No one knows how much I miss sitting at the creek with my dog. Who ever knew that life was perfect at 10 years old. Our eager eyes glance toward the future in anticipation. We can be anything we want, even an astronaut. Wading through the creek to the bridge, I lay down and daydream of the adventures I will have someday in space; my imagination already begins the journey and patiently waits for my body to someday catch up with it.
I found deep space here with my eyes closed. I explored the furthest corners of all its possibilities. For hours on end, alone, I made discoveries and met other beings, communing beyond the symbolic limitations of our world. Infinite is the mental universe, just as the physical and spiritual. We just shift planes.
I think I understood the world then, when I was only 10. A witch at my window told me she only went around scaring people because she was lonely for a friend. Maybe fear was the only thing she knew would work to connect to our world. I told her I'd be her friend.

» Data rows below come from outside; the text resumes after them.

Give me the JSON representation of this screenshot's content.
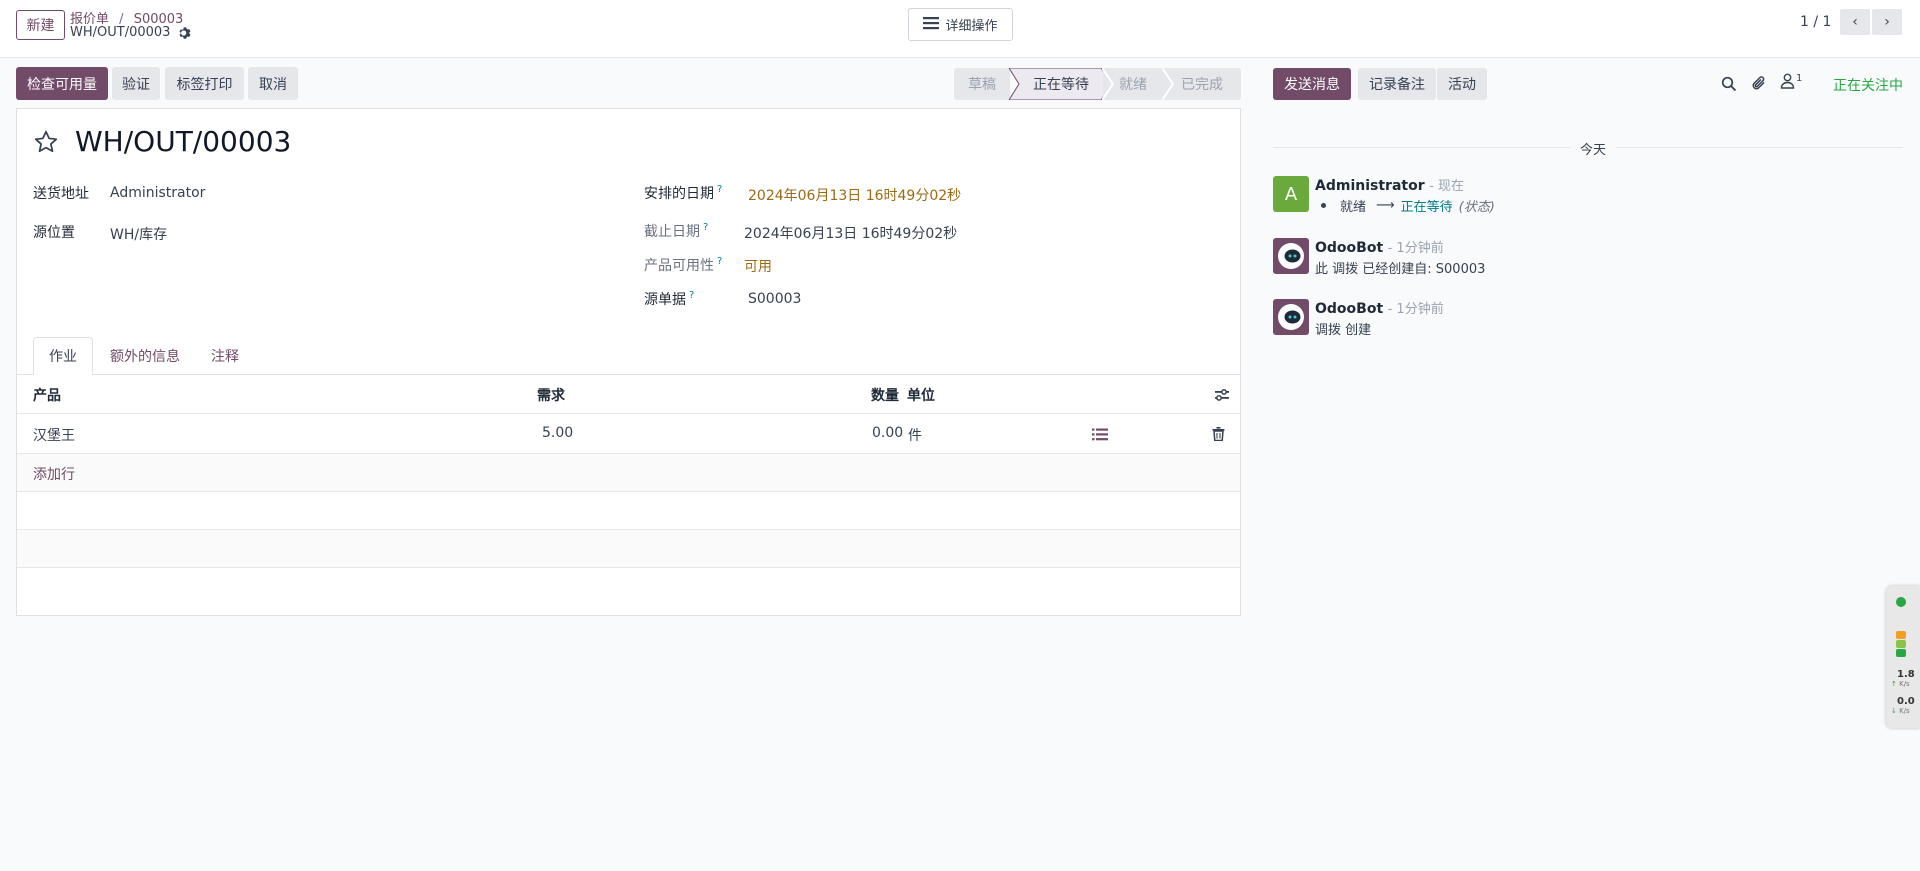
{
  "topbar": {
    "new_button": "新建",
    "breadcrumb_parent": "报价单",
    "breadcrumb_sep": "/",
    "breadcrumb_ref": "S00003",
    "record_name": "WH/OUT/00003",
    "actions_button": "详细操作",
    "pager": "1 / 1"
  },
  "toolbar": {
    "check_availability": "检查可用量",
    "validate": "验证",
    "print_labels": "标签打印",
    "cancel": "取消"
  },
  "statusbar": {
    "steps": [
      "草稿",
      "正在等待",
      "就绪",
      "已完成"
    ],
    "active": "正在等待"
  },
  "form": {
    "title": "WH/OUT/00003",
    "delivery_address_label": "送货地址",
    "delivery_address_value": "Administrator",
    "source_location_label": "源位置",
    "source_location_value": "WH/库存",
    "scheduled_date_label": "安排的日期",
    "scheduled_date_value": "2024年06月13日 16时49分02秒",
    "deadline_label": "截止日期",
    "deadline_value": "2024年06月13日 16时49分02秒",
    "availability_label": "产品可用性",
    "availability_value": "可用",
    "source_doc_label": "源单据",
    "source_doc_value": "S00003",
    "help_mark": "?"
  },
  "tabs": [
    "作业",
    "额外的信息",
    "注释"
  ],
  "table": {
    "headers": {
      "product": "产品",
      "demand": "需求",
      "quantity": "数量",
      "uom": "单位"
    },
    "rows": [
      {
        "product": "汉堡王",
        "demand": "5.00",
        "quantity": "0.00",
        "uom": "件"
      }
    ],
    "add_line": "添加行"
  },
  "chatter": {
    "send_message": "发送消息",
    "log_note": "记录备注",
    "activities": "活动",
    "followers_count": "1",
    "following": "正在关注中",
    "date_separator": "今天",
    "messages": [
      {
        "author": "Administrator",
        "time": "- 现在",
        "avatar_letter": "A",
        "old_value": "就绪",
        "arrow": "⟶",
        "new_value": "正在等待",
        "field": "(状态)"
      },
      {
        "author": "OdooBot",
        "time": "- 1分钟前",
        "body": "此 调拨 已经创建自: S00003"
      },
      {
        "author": "OdooBot",
        "time": "- 1分钟前",
        "body": "调拨 创建"
      }
    ]
  },
  "side_widget": {
    "upload_value": "1.8",
    "upload_unit": "K/s",
    "download_value": "0.0",
    "download_unit": "K/s"
  },
  "colors": {
    "brand": "#714b67",
    "warning_text": "#9a6b12",
    "link": "#017e84",
    "green": "#28a745"
  }
}
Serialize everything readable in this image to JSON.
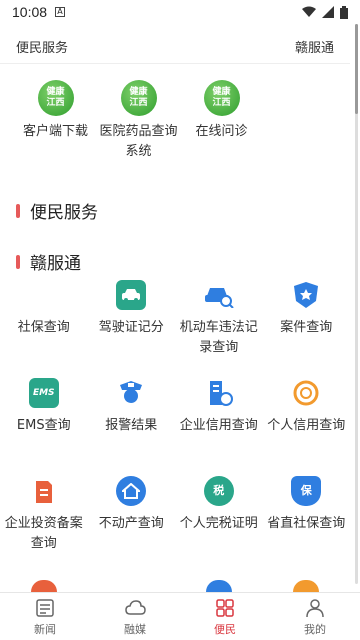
{
  "status": {
    "time": "10:08",
    "notif": "A"
  },
  "topbar": {
    "left": "便民服务",
    "right": "赣服通"
  },
  "apps": [
    {
      "logo_top": "健康",
      "logo_bottom": "江西",
      "label": "客户端下载"
    },
    {
      "logo_top": "健康",
      "logo_bottom": "江西",
      "label": "医院药品查询系统"
    },
    {
      "logo_top": "健康",
      "logo_bottom": "江西",
      "label": "在线问诊"
    }
  ],
  "sections": {
    "first": "便民服务",
    "second": "赣服通"
  },
  "services": [
    {
      "label": "社保查询",
      "icon": "",
      "color": ""
    },
    {
      "label": "驾驶证记分",
      "icon": "car-icon",
      "color": "#2aa68a"
    },
    {
      "label": "机动车违法记录查询",
      "icon": "car-search-icon",
      "color": "#2f7ee0"
    },
    {
      "label": "案件查询",
      "icon": "badge-star-icon",
      "color": "#2f7ee0"
    },
    {
      "label": "EMS查询",
      "icon": "ems-icon",
      "color": "#2aa68a"
    },
    {
      "label": "报警结果",
      "icon": "police-icon",
      "color": "#2f7ee0"
    },
    {
      "label": "企业信用查询",
      "icon": "building-icon",
      "color": "#2f7ee0"
    },
    {
      "label": "个人信用查询",
      "icon": "credit-icon",
      "color": "#f29a2e"
    },
    {
      "label": "企业投资备案查询",
      "icon": "invest-icon",
      "color": "#e8603c"
    },
    {
      "label": "不动产查询",
      "icon": "house-icon",
      "color": "#2f7ee0"
    },
    {
      "label": "个人完税证明",
      "icon": "tax-icon",
      "color": "#2aa68a"
    },
    {
      "label": "省直社保查询",
      "icon": "shield-bao-icon",
      "color": "#2f7ee0"
    }
  ],
  "icon_text": {
    "ems": "EMS",
    "tax": "税",
    "bao": "保"
  },
  "nav": [
    {
      "label": "新闻",
      "icon": "news-icon",
      "active": false
    },
    {
      "label": "融媒",
      "icon": "cloud-icon",
      "active": false
    },
    {
      "label": "便民",
      "icon": "grid-icon",
      "active": true
    },
    {
      "label": "我的",
      "icon": "user-icon",
      "active": false
    }
  ]
}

For the first time, she smiled and she never tried to scare me again.
I said my farewell, I was tired now and missing home. Perhaps I'll see you again soon.
When I returned home, nothing was as it seemed before. I learned to listen on many levels on my journey. I should never have used that at home. The bishop's words forked from his tongue, slithering with double edged meanings over the congregation. Symbols lept from the book with a magic will of their own and burned into the eyes of those who saw them and gave them power. They fell to their knees in worship of their murderous diety and performed secret rites within his walls.
I watched my days at the creek slip away. The world was polarizing in his name. Perhaps if they had a day at the creek with me, they'd still see the colors that weave through the seasons of these canyon walls. Perhaps the witch at their window would stop scaring them, if they could see through the fear that had paralyzed the generations of hearts long before them.